Une analyse de la philosophie personnelle d'Emmanuel Macron mise en regard avec sa pratique du pouvoir.

Parmi le florilège de livres et de documentaires consacres à Emmanuel Macron depuis son accession à la présidence de la République, peu se sont attachés à disséquer la pensée politique du Président de la République. On a beaucoup commenté sa trajectoire fulgurante, son profil atypique. On s’est gaussé de son « en même temps ». On critique son zèle réformiste, forcément de droite. Mais sait-on au juste s’il est libéral ou républicain, centriste, de droite ou de gauche, technocrate ou démocrate? A-t-il une idéologie ou est-il un pragmatique chimiquement pur ?

Ces questions forment l’objet du livre de Brice Couturier, paru dans un relative discrétion il y a quelques mois. Couturier propose une analyse approfondie du discours d’Emmanuel Macron et le met en résonnance avec les auteurs et leaders, lointains ou récents, qui ont pu l’influencer. L’auteur, qui se dit faire partie des libéraux de gauche, ne cache pas sa sympathie pour le Président de la République. Mais, on le verra, sa démonstration n’empêche pas la distance critique et un degré de scepticisme quant aux chances de succès du Président Macron.

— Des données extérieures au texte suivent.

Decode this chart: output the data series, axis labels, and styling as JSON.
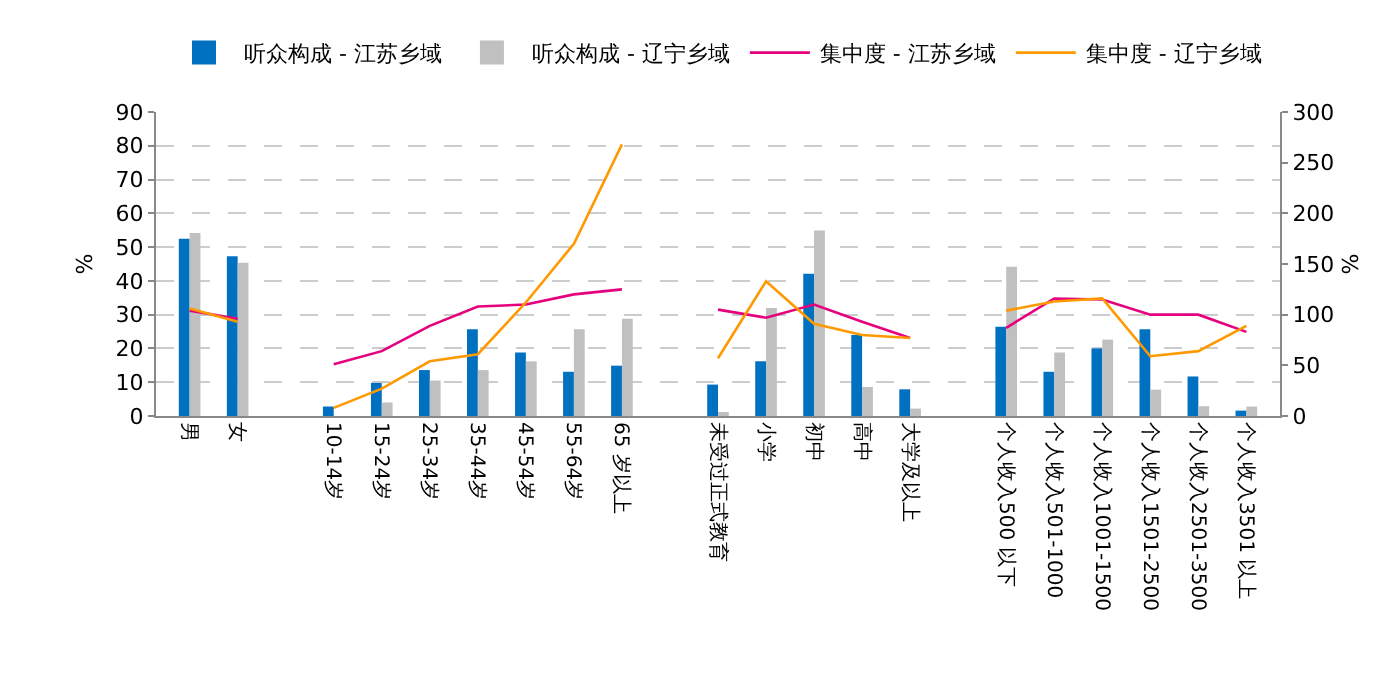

Brice Couturier propose trois angles principaux pour aborder la pensée de Macron : la philosophie de l’histoire de Hegel et de Ricoeur, le libéralisme de gauche, et le saint-simonisme. Les deux premiers éclairages sont attendus, le troisième est plus surprenant et éclaire les contradictions que l’on constate dans l’exercice du pouvoir macronien.

 

Hegel, Ricoeur et le progrès

Couturier retrace tout d’abord le développement intellectuel du jeune Macron, passé de l’idéalisme hégélien à la pensée plus prudente et réflexive de Paul Ricoeur. D’Hegel, auquel il a consacré un mémoire universitaire, Macron retiendrait que les événements historiques, parfois contradictoires, sont les parties nécessaires d’un même mouvement vers le progrès. La France ne peut avancer qu’en tenant compte de ses « pesanteurs historiques » : le besoin d’incarnation autour de la figure du Roi, ses différents héritages révolutionnaires, guerriers, colonialistes. Les dirigeants politiques ne sont que les acteurs, ou plutôt les révélateurs de l’histoire en marche.

Les années passées auprès de Paul Ricoeur ont conduit Macron à modérer l’idée hégélienne de destination historique finale. Ricoeur pense la société comme un espace conflictuel ouvert, l’histoire comme indétermination. Forger des consensus autour d’un récit commun est le rôle de la politique, mais il faut être sans illusion sur le fait qu’elle ne peut résoudre qu’imparfaitement et temporairement les conflits de mémoires et de finalités. Macron hérite de Ricoeur la dénonciation du risque totalitaire intrinsèque à la pensée hégélienne, qui s’est incarnée dans le nazisme et le soviétisme au 20e siècle, et dont l’islamisme représente une nouvelle manifestation.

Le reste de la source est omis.